Saat ini kateterisasi jantung merupakan satu-satunya cara untuk mengukur tekanan darah secara langsung pada tiap ruang jantung dan pembuluh darah besar yang mengalirkan darah dari jantug ke paru. Prosedur ini dilakukan dengan cara memasukan selang tipis (kateter) ke dalam pembuluh darah arteri atau vena pada leher, lengan atau paha atas dengan bantuan jarum. Obat bius lokal akan diberikan pada lokasi pemasukan kateter untuk menghilangkan rasa sakit. Kateter kemudian akan melalui pembuluh darah besar hingga ruang-ruang jantung. Umumnya proseur ini memakan waktu 40 hingga 60 menit. 

Berbagai macam alat tambahan dapat pula disematkan di ujung kateter seperti alat pengukur tekanan darah pada tiap ruang jantung dan pembuluh darah besar, pemancar ultrasonik untuk melihat atau mengambil gambar rongga pembuluh darah, mengambil sampel darah atau jaringan dari dinding dalam jantung untuk diperiksa di bawah mikroskop (biopsi).
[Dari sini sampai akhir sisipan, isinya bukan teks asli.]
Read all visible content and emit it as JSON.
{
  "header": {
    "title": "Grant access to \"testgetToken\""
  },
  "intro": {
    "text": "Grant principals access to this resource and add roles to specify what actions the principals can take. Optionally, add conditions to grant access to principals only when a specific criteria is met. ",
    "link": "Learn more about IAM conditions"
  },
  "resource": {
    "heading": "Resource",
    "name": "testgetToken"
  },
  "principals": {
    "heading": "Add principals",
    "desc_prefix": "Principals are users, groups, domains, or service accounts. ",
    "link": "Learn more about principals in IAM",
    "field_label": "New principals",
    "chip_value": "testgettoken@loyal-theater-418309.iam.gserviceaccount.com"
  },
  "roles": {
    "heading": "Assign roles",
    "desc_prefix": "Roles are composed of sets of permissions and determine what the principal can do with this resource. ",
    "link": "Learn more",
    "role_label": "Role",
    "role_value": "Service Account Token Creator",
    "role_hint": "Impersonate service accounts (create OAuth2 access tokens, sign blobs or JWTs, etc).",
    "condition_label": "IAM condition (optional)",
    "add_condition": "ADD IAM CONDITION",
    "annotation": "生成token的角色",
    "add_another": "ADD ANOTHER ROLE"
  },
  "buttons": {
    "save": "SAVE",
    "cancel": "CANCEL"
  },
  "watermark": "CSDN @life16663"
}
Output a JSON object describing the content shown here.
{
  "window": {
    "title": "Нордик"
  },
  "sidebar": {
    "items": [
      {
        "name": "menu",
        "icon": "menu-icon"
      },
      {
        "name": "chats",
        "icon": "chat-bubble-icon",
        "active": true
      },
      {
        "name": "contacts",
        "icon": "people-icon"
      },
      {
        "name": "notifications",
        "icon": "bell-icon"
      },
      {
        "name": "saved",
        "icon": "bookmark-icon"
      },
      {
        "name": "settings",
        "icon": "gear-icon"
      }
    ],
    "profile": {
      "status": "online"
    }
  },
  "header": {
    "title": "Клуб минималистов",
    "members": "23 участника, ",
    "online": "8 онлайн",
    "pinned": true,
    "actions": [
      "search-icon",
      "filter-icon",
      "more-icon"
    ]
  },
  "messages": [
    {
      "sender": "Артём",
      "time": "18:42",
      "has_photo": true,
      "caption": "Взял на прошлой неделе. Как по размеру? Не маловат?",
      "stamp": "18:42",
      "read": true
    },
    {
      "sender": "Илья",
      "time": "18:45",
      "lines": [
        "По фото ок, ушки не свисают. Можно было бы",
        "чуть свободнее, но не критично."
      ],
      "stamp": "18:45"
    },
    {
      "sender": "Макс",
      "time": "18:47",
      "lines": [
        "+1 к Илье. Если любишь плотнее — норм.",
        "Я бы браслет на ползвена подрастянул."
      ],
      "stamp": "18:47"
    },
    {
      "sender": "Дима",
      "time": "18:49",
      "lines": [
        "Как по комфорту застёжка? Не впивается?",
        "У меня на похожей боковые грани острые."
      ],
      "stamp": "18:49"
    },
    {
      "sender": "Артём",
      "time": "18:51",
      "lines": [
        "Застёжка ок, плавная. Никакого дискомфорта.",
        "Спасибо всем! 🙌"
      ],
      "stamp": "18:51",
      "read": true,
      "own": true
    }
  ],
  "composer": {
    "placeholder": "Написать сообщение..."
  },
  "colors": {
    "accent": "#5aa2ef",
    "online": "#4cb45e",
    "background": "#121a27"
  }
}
Dengan kata lain, kateterisasi merupakan prosedur “perantara” untuk berbagai prosedur lanjutan lainnya. Beberapa prosedur umum yang dapat dilakukan melalui kateterisasi adalah sebagai berikut: 

Kateterisasi Jantung: Prosedur Diagnostik Sekaligus Terapi

• Angiografi koroner: kateter digunakan untuk memasukan zat kontras radiopaque ke dalam pembuluh darah yang memperdarahi otot jantung (pembuluh darah koroner) agar dapat terlihat dengan jelas pada sinar-X.

• Ventrikulografi: kateter digunakan untuk memasukan zat kontras radiopaque ke dalam ruang-ruang jantung agar dapat terlihat dengan jelas pada sinar-X. 

• Valvuloplasti: kateter digunakan untuk memperlebar penyempitan katup jantung. 

• Penggantian katup jantung: kateter digunakan untuk prosedur operasi penggantian katup jantung tanpa membuang katup lama atau operasi dengan sayatan besar. 

Prosedur ini relatif aman dengan komplikasi yang cukup jarang terjadi. Kemungkinan komplikasi pasca kateterisasi adalah stroke, serangan jantung atau kematian dengan peluang 1 diantara 1.000 kasus. Komplikasi relatif lebih rentan terjadi pada pasien dengan penyakit jantung berat, lanjut usia atau dengan peenyakit penyerta lainnya. 

 

Sumber: Shea MJ, Cascino T. MSD Manual Professional (2019). Cardiac Catheterization and Coronary Angiography.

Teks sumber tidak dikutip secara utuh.